Nous prenons donc la parole parce que nous voulons réaffirmer notre ferme opposition à la tentative de morceler la procédure judiciaire appelée Scripta Scelera, dans laquelle nous sommes dix prévenus, tous accusés en vertu des articles 270 bis, 414, 270 bis §1 du code pénal (et pour quatre de nous aussi en vertu de l’article 278), pour avoir rédigé, publié et diffusé l’hebdomadaire anarchiste internationaliste Bezmotivny. Cette procédure judiciaire a été caractérisée par deux requêtes, de la part du procureur de Gênes, de détention préventive en prison pour les dix prévenus. Suite à la deuxième requête, de mars 2023, le juge d’instruction a ordonné, en août, neuf mesures de contrôle judiciaire, dont les arrestations domiciliaires avec toutes les restrictions pour les quatre compagnons qui seront jugés aujourd’hui en vertu des articles 414, 270 bis §1 et 278 du code pénal, ainsi que l’interdiction de sortir de la commune de résidence (et de chez soi, la nuit) pour cinq autres, tandis qu’un prévenu est en liberté.
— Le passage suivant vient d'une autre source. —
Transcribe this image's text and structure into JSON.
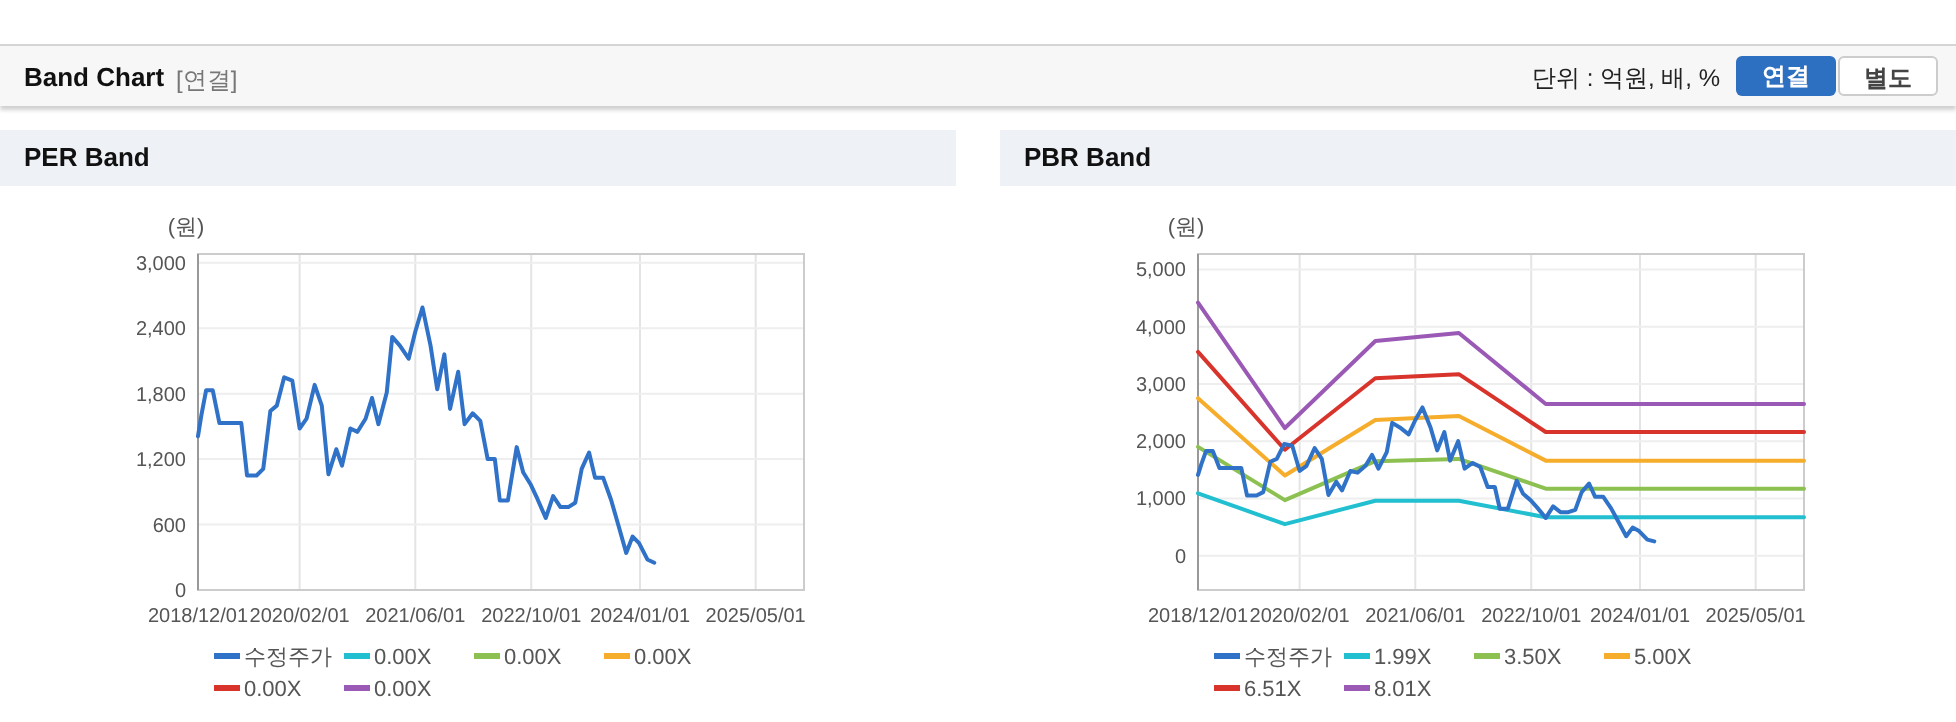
{
  "chart_data": [
    {
      "type": "line",
      "title": "PER Band",
      "ylabel": "(원)",
      "annotations": [
        "Band Chart",
        "[연결]",
        "단위 : 억원, 배, %",
        "연결",
        "별도"
      ],
      "xlim": [
        "2018-12-01",
        "2025-11-20"
      ],
      "ylim": [
        0,
        3080
      ],
      "xticks": [
        {
          "value": "2018-12-01",
          "label": "2018/12/01"
        },
        {
          "value": "2020-02-01",
          "label": "2020/02/01"
        },
        {
          "value": "2021-06-01",
          "label": "2021/06/01"
        },
        {
          "value": "2022-10-01",
          "label": "2022/10/01"
        },
        {
          "value": "2024-01-01",
          "label": "2024/01/01"
        },
        {
          "value": "2025-05-01",
          "label": "2025/05/01"
        }
      ],
      "yticks": [
        0,
        {
          "value": 600,
          "label": "600"
        },
        {
          "value": 1200,
          "label": "1,200"
        },
        {
          "value": 1800,
          "label": "1,800"
        },
        {
          "value": 2400,
          "label": "2,400"
        },
        {
          "value": 3000,
          "label": "3,000"
        }
      ],
      "grid": true,
      "legend": "bottom",
      "series": [
        {
          "name": "수정주가",
          "color": "#2f72c8",
          "x": [
            "2018-12-01",
            "2018-12-15",
            "2019-01-04",
            "2019-02-01",
            "2019-03-01",
            "2019-06-01",
            "2019-06-25",
            "2019-08-04",
            "2019-09-01",
            "2019-10-01",
            "2019-10-28",
            "2019-11-28",
            "2020-01-01",
            "2020-02-01",
            "2020-03-01",
            "2020-04-04",
            "2020-05-04",
            "2020-06-01",
            "2020-07-04",
            "2020-07-28",
            "2020-09-01",
            "2020-10-01",
            "2020-11-04",
            "2020-12-01",
            "2020-12-28",
            "2021-02-01",
            "2021-02-24",
            "2021-03-28",
            "2021-05-04",
            "2021-06-01",
            "2021-07-01",
            "2021-08-04",
            "2021-09-01",
            "2021-10-01",
            "2021-10-25",
            "2021-11-28",
            "2021-12-25",
            "2022-01-28",
            "2022-03-01",
            "2022-04-01",
            "2022-05-01",
            "2022-05-22",
            "2022-06-25",
            "2022-08-01",
            "2022-08-28",
            "2022-09-28",
            "2022-10-28",
            "2022-12-01",
            "2023-01-01",
            "2023-02-01",
            "2023-03-06",
            "2023-04-04",
            "2023-05-01",
            "2023-06-01",
            "2023-06-26",
            "2023-07-30",
            "2023-09-01",
            "2023-10-04",
            "2023-11-04",
            "2023-12-01",
            "2023-12-28",
            "2024-02-01",
            "2024-03-01"
          ],
          "values": [
            1410,
            1600,
            1830,
            1830,
            1530,
            1530,
            1050,
            1050,
            1110,
            1640,
            1690,
            1950,
            1920,
            1480,
            1570,
            1880,
            1690,
            1060,
            1290,
            1140,
            1480,
            1450,
            1570,
            1760,
            1520,
            1810,
            2320,
            2240,
            2120,
            2370,
            2590,
            2240,
            1840,
            2160,
            1660,
            2000,
            1520,
            1620,
            1550,
            1200,
            1200,
            820,
            820,
            1310,
            1080,
            970,
            830,
            660,
            860,
            760,
            760,
            800,
            1110,
            1260,
            1030,
            1030,
            830,
            580,
            340,
            490,
            430,
            280,
            250
          ]
        },
        {
          "name": "0.00X",
          "color": "#22bfd0"
        },
        {
          "name": "0.00X",
          "color": "#8cc152"
        },
        {
          "name": "0.00X",
          "color": "#f6ad2b"
        },
        {
          "name": "0.00X",
          "color": "#d8342c"
        },
        {
          "name": "0.00X",
          "color": "#9b59b6"
        }
      ]
    },
    {
      "type": "line",
      "title": "PBR Band",
      "ylabel": "(원)",
      "xlim": [
        "2018-12-01",
        "2025-11-20"
      ],
      "ylim": [
        -600,
        5270
      ],
      "xticks": [
        {
          "value": "2018-12-01",
          "label": "2018/12/01"
        },
        {
          "value": "2020-02-01",
          "label": "2020/02/01"
        },
        {
          "value": "2021-06-01",
          "label": "2021/06/01"
        },
        {
          "value": "2022-10-01",
          "label": "2022/10/01"
        },
        {
          "value": "2024-01-01",
          "label": "2024/01/01"
        },
        {
          "value": "2025-05-01",
          "label": "2025/05/01"
        }
      ],
      "yticks": [
        0,
        {
          "value": 1000,
          "label": "1,000"
        },
        {
          "value": 2000,
          "label": "2,000"
        },
        {
          "value": 3000,
          "label": "3,000"
        },
        {
          "value": 4000,
          "label": "4,000"
        },
        {
          "value": 5000,
          "label": "5,000"
        }
      ],
      "grid": true,
      "legend": "bottom",
      "series": [
        {
          "name": "수정주가",
          "color": "#2f72c8",
          "x": [
            "2018-12-01",
            "2018-12-15",
            "2019-01-04",
            "2019-02-01",
            "2019-03-01",
            "2019-06-01",
            "2019-06-25",
            "2019-08-04",
            "2019-09-01",
            "2019-10-01",
            "2019-10-28",
            "2019-11-28",
            "2020-01-01",
            "2020-02-01",
            "2020-03-01",
            "2020-04-04",
            "2020-05-04",
            "2020-06-01",
            "2020-07-04",
            "2020-07-28",
            "2020-09-01",
            "2020-10-01",
            "2020-11-04",
            "2020-12-01",
            "2020-12-28",
            "2021-02-01",
            "2021-02-24",
            "2021-03-28",
            "2021-05-04",
            "2021-06-01",
            "2021-07-01",
            "2021-08-04",
            "2021-09-01",
            "2021-10-01",
            "2021-10-25",
            "2021-11-28",
            "2021-12-25",
            "2022-01-28",
            "2022-03-01",
            "2022-04-01",
            "2022-05-01",
            "2022-05-22",
            "2022-06-25",
            "2022-08-01",
            "2022-08-28",
            "2022-09-28",
            "2022-10-28",
            "2022-12-01",
            "2023-01-01",
            "2023-02-01",
            "2023-03-06",
            "2023-04-04",
            "2023-05-01",
            "2023-06-01",
            "2023-06-26",
            "2023-07-30",
            "2023-09-01",
            "2023-10-04",
            "2023-11-04",
            "2023-12-01",
            "2023-12-28",
            "2024-02-01",
            "2024-03-01"
          ],
          "values": [
            1410,
            1600,
            1830,
            1830,
            1530,
            1530,
            1050,
            1050,
            1110,
            1640,
            1690,
            1950,
            1920,
            1480,
            1570,
            1880,
            1690,
            1060,
            1290,
            1140,
            1480,
            1450,
            1570,
            1760,
            1520,
            1810,
            2320,
            2240,
            2120,
            2370,
            2590,
            2240,
            1840,
            2160,
            1660,
            2000,
            1520,
            1620,
            1550,
            1200,
            1200,
            820,
            820,
            1310,
            1080,
            970,
            830,
            660,
            860,
            760,
            760,
            800,
            1110,
            1260,
            1030,
            1030,
            830,
            580,
            340,
            490,
            430,
            280,
            250
          ]
        },
        {
          "name": "1.99X",
          "color": "#22bfd0",
          "x": [
            "2018-12-01",
            "2019-12-01",
            "2020-12-15",
            "2021-12-01",
            "2022-12-01",
            "2025-11-20"
          ],
          "values": [
            1090,
            550,
            960,
            960,
            670,
            670
          ]
        },
        {
          "name": "3.50X",
          "color": "#8cc152",
          "x": [
            "2018-12-01",
            "2019-12-01",
            "2020-12-15",
            "2021-12-01",
            "2022-12-01",
            "2025-11-20"
          ],
          "values": [
            1900,
            970,
            1650,
            1690,
            1170,
            1170
          ]
        },
        {
          "name": "5.00X",
          "color": "#f6ad2b",
          "x": [
            "2018-12-01",
            "2019-12-01",
            "2020-12-15",
            "2021-12-01",
            "2022-12-01",
            "2025-11-20"
          ],
          "values": [
            2750,
            1400,
            2370,
            2440,
            1660,
            1660
          ]
        },
        {
          "name": "6.51X",
          "color": "#d8342c",
          "x": [
            "2018-12-01",
            "2019-12-01",
            "2020-12-15",
            "2021-12-01",
            "2022-12-01",
            "2025-11-20"
          ],
          "values": [
            3560,
            1850,
            3100,
            3170,
            2160,
            2160
          ]
        },
        {
          "name": "8.01X",
          "color": "#9b59b6",
          "x": [
            "2018-12-01",
            "2019-12-01",
            "2020-12-15",
            "2021-12-01",
            "2022-12-01",
            "2025-11-20"
          ],
          "values": [
            4420,
            2230,
            3750,
            3890,
            2650,
            2650
          ]
        }
      ]
    }
  ]
}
État donne le caractère unitaire, dans tous les stades jusqu’à maintenant, de cette enquête, la décision de « morceler » la procédure judiciaire en différents tronçons est une bizarre tentative politique de briser et de saper la solidarité, de diluer la mobilisation en défense de la presse anarchiste et même l’initiative des inculpés au procès. Une tentative d’arriver, pour ainsi dire en catimini, à une quelque condamnation qui puisse servir comme un précédent supplémentaire à utiliser à l’avenir contre les publications anarchistes et révolutionnaires et qui puisse en outre servir de mise en garde à l’encontre de ce qui reste de la presse « dissidente ». L’enjeu est l’existence de nos publications. Celles dont on nous accuse en cette occasion sont des infractions que votre justice elle-même définit explicitement comme des « délits d’opinion ». Par conséquent, le procès qui s’ouvre aujourd’hui est un procès objectivement politique, puisque on y discutera de la possibilité, pour les anarchistes, d’avoir des publications, surtout de la possibilité ou pas d’écrire ce que nous voulons et non pas ce qui nous est concédé par une censure réactionnaire.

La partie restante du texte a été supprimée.